The new furnishings, which were custom-made to match the archive samples, “are a pretty accurate view of what the houses looked like during the target dates” of 1828 to 1847, Winkler says. “They were all based on written documents or samples.” Winkler calls the research process “like being a detective.”
The entry hallway in the George Rapp house now has a gray “Ashlar” paper in a rectangular pattern reminiscent of stone blocks. The paper was practical because entries received much use. If an area were damaged, only one rectangle would be needed to replace the damaged area.
Wallpaper stylist and designer Laura McCoy of Laura McCoy Designs re-created the wallpaper. One pattern, a taupe wallpaper depicting fruits, in George Rapp's family sitting room, had to be designed from a 12-by-19-inch sample. McCoy, of Newport, N.H., says the paper was one of her favorites. Another paper in the George Rapp dining room contains 16 colors.
Adelphi Paper Hangers of Sharon Springs, N.Y., reproduced a very unusual paper called a “rainbow” or “irese” paper in a two-phase process. First, the wallpaper was hand-painted in vertical greens that faded into yellows, similar to the blurred colors of a rainbow. Then, the painted papers were hand-blocked with a dark neutral pattern over the painted colors. The rainbow wallpaper hangs in George Rapp's parlor.
“I don't think a better, more accurate rainbow paper has been printed in the last 150 years,” Winkler says.
“It's the most special paper in the house,” McCoy says. “It's very unique.”

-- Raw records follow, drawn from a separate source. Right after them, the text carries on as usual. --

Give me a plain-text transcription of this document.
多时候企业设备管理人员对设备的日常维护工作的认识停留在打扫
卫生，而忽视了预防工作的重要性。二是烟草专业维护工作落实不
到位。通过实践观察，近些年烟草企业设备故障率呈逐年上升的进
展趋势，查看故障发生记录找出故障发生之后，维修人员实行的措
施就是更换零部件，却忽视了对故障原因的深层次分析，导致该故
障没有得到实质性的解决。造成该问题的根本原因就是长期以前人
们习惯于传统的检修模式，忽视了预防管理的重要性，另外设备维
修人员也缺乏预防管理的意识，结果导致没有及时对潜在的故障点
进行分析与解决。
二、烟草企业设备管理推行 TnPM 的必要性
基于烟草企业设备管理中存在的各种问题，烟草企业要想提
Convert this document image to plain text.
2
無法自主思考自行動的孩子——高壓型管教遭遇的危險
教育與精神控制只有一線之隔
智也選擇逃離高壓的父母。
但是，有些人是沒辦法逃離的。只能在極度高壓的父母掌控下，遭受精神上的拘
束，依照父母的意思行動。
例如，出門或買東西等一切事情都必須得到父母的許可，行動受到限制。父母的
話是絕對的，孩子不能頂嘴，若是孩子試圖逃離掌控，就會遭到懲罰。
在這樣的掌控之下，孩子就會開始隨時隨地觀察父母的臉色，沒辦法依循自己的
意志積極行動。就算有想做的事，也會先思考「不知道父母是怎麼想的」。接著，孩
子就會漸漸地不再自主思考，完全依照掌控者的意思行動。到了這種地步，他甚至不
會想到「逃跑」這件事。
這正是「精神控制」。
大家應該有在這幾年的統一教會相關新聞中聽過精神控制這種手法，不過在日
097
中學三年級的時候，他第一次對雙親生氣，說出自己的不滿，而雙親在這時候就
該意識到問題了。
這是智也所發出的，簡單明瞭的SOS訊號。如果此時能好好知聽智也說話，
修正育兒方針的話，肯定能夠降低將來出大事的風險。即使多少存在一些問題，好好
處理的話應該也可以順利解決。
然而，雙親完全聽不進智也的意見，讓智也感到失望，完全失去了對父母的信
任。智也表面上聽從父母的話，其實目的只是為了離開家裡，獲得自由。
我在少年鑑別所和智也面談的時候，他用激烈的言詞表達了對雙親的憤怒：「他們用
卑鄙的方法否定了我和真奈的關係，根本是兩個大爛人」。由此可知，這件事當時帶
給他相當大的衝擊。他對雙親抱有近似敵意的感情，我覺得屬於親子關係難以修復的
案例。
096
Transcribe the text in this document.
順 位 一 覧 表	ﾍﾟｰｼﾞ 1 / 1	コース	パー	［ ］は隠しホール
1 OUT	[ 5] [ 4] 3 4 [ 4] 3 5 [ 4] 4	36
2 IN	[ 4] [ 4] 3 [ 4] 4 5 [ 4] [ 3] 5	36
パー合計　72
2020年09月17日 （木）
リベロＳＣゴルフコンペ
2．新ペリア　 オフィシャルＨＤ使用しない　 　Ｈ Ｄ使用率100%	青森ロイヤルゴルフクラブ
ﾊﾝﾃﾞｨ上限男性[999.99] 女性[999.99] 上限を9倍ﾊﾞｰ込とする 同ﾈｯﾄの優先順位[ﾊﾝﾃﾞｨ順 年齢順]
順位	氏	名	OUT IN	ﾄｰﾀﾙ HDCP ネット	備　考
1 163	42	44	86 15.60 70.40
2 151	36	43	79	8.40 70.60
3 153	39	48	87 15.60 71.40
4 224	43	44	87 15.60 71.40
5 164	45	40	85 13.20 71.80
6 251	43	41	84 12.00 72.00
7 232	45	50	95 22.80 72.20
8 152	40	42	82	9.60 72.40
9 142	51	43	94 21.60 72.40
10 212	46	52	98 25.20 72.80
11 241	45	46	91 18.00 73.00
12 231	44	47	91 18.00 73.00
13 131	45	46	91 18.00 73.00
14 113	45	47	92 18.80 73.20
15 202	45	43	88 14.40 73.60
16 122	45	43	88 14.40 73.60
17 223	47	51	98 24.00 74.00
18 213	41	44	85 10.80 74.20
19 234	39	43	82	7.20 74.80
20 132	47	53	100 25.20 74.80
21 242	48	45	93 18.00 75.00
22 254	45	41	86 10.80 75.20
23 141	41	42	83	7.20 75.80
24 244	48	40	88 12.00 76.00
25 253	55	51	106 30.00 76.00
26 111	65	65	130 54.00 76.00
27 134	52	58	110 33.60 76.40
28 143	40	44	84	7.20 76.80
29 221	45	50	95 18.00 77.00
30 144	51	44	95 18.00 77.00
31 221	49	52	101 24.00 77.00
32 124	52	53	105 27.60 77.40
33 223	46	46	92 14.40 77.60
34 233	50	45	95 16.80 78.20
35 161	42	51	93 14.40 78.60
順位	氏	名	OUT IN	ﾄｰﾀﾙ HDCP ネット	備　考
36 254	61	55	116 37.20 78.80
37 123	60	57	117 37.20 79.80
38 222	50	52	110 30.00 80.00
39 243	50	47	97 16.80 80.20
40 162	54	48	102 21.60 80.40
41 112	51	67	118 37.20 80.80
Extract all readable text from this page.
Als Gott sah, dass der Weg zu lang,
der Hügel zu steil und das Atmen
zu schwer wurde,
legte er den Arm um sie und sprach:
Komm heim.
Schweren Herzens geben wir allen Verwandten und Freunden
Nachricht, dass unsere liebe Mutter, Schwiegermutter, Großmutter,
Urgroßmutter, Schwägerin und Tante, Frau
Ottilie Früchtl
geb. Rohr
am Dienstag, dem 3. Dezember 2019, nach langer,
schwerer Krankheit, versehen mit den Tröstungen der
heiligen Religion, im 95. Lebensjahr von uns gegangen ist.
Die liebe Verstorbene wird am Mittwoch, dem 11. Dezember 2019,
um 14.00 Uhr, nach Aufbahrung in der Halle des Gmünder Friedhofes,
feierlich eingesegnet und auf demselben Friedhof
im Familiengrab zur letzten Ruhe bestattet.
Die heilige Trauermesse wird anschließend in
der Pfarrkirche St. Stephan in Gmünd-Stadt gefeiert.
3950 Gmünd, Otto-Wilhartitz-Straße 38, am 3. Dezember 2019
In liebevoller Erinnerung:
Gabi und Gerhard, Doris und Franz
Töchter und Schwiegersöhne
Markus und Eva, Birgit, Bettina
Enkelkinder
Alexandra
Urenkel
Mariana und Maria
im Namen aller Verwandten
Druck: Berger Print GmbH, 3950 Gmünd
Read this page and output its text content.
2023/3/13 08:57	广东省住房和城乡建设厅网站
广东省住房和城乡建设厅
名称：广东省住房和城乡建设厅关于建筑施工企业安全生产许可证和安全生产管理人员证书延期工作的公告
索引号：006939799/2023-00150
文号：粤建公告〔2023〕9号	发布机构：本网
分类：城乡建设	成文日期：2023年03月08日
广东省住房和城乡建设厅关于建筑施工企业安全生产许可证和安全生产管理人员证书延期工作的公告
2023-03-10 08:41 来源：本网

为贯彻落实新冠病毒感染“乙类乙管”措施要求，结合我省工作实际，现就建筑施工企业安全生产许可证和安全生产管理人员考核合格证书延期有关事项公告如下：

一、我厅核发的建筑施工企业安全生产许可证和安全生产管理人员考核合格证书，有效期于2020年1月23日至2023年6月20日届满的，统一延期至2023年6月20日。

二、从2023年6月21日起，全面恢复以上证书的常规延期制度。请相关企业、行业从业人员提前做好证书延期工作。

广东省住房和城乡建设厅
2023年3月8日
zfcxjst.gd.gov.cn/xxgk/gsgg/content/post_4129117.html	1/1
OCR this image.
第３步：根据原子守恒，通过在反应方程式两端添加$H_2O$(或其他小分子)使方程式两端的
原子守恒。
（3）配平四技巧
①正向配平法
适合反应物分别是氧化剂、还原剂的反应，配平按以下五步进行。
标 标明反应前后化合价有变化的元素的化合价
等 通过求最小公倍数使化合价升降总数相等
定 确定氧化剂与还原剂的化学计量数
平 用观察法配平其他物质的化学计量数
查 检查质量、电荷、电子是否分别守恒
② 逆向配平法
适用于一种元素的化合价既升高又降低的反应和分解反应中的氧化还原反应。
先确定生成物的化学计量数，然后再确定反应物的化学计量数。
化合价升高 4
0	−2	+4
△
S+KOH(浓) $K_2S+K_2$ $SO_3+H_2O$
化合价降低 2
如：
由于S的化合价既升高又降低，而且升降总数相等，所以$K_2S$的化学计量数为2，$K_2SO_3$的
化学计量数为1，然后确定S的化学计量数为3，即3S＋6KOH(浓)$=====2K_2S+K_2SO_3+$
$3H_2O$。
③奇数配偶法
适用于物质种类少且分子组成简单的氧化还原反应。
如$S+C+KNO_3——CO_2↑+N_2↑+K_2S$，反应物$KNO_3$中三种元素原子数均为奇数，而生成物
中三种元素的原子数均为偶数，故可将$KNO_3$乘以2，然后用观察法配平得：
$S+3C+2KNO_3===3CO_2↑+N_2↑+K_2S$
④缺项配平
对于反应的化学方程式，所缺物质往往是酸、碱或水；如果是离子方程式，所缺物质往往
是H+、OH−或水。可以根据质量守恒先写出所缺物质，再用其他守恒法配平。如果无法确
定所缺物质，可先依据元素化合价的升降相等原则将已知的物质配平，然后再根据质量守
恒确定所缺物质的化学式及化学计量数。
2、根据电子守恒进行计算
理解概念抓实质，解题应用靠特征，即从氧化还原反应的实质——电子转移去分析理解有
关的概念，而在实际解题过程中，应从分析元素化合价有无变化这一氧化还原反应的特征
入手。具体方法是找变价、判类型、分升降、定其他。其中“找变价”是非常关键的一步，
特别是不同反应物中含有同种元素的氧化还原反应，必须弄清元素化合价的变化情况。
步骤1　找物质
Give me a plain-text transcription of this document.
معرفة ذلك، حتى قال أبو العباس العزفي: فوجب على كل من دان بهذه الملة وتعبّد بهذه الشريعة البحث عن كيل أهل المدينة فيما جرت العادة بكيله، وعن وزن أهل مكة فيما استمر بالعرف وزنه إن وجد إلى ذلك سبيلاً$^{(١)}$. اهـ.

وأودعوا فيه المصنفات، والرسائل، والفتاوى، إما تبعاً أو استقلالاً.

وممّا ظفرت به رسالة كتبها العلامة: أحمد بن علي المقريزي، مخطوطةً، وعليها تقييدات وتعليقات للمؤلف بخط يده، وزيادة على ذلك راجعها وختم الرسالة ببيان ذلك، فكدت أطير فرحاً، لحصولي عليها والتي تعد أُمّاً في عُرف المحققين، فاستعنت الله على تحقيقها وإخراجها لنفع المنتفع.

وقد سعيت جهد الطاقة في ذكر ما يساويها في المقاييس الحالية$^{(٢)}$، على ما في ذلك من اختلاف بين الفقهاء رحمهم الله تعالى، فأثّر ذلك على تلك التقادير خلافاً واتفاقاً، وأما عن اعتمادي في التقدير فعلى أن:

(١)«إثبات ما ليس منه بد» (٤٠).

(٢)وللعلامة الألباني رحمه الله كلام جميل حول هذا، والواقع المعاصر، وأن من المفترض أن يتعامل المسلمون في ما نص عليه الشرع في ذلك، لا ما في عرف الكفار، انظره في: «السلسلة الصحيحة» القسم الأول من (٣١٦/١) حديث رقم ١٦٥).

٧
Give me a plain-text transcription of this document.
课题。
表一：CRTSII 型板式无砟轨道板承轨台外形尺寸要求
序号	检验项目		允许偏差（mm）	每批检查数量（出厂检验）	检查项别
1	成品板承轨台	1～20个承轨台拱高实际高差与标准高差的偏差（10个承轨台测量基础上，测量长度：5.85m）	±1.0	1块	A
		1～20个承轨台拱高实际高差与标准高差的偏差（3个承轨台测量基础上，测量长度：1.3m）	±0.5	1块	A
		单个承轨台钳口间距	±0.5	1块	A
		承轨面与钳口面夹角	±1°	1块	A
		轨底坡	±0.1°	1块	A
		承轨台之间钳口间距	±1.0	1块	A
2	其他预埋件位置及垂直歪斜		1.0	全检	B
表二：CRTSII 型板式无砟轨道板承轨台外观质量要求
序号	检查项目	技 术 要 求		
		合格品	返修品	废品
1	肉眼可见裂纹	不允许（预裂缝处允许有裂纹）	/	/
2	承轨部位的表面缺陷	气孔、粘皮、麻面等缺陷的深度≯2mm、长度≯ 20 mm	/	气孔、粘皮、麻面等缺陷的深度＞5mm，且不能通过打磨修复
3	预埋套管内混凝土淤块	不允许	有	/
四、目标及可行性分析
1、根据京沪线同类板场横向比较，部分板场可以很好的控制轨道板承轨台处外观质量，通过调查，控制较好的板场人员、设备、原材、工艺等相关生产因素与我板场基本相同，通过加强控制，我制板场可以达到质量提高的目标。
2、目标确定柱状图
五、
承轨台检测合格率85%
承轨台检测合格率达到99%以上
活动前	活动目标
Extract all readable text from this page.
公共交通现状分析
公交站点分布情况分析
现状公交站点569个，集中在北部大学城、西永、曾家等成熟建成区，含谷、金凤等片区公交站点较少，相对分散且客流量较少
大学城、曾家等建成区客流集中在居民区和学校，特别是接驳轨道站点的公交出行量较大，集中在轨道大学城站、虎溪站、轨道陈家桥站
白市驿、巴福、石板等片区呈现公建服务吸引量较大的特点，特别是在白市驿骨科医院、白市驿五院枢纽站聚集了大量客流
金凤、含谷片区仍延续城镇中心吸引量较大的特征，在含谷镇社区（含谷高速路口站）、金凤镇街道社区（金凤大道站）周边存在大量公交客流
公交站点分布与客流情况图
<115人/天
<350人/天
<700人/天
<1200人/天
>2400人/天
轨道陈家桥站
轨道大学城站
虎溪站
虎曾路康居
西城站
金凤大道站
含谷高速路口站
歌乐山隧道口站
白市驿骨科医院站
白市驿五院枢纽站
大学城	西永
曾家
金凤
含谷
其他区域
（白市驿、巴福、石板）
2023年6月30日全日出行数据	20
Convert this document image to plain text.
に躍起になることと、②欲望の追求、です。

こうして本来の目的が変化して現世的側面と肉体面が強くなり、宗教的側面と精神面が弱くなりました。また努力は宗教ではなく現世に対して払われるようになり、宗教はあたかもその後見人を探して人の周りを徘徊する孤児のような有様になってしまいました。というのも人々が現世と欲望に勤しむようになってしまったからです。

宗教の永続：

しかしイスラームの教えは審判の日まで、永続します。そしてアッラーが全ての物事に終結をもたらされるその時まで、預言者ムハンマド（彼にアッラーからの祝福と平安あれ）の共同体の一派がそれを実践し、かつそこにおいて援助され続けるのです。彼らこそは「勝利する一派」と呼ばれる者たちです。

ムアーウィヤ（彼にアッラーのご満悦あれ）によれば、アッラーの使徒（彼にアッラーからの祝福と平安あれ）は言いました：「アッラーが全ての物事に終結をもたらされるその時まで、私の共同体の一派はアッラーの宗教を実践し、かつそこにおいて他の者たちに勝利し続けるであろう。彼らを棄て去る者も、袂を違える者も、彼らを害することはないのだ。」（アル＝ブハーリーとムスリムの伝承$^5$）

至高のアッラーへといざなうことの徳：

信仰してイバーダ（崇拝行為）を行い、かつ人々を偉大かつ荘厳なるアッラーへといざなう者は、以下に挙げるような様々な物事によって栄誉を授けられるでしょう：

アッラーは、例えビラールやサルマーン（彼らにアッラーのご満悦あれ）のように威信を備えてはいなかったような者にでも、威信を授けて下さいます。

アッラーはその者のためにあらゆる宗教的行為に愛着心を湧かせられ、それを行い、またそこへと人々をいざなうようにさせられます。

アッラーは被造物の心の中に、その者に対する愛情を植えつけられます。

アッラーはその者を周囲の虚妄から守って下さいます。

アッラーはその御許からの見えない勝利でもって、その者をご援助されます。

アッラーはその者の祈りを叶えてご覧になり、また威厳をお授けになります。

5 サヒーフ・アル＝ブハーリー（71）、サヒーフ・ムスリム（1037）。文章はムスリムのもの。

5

Old Economy Village officials say some of the combinations of carpet and wallpaper patterns and colors in the same room might seem unusual to modern-design sensibilities. Borders that did not necessarily coordinate top the upper rims of the papers.
“They did not match things,” Buffington says of the Harmonists. So, a red carpet with dark flowers was laid in a room with blue-patterned acanthus-leaf-patterned wallpaper. The interiors do not necessarily reflect exactly the furnishings that were in those particular rooms, but Winkler says the Rapps would have recognized all of the patterns.
The red carpet was reproduced from a so-called “ingrain” carpet from the 1830s. Buffington says Old Economy archives did not have any original carpets, “though we do have records that they had wall-to-wall carpet in the 1820s and 1830s,” Knecht says. Langhorne Carpet Co. of Penndell, Bucks County, manufactured the floor coverings. The carpets were specially woven to take the punishment of visitors' feet. And because the carpets are worsted wool, they also have been moth-proofed.
Family Heir-Loom Weavers of Red Lion, York County, wove the fabrics used for bed coverings, bed curtains and window valances, using Old Economy's archived textiles as a guide.
Winkler compiled a furnishings plan of each room, detailing where the furniture should be set. About 60 percent to 70 percent of the furniture at Old Economy Village was either made by the Harmonists or bought by them. The rest are antiques from the 19th-century era.
“They have a wonderful collection of great furniture,” McCoy says. “And they're finally being put against the proper backgrounds.”
Sandra Fischione Donavan is a contributing writer for Trib Total Media.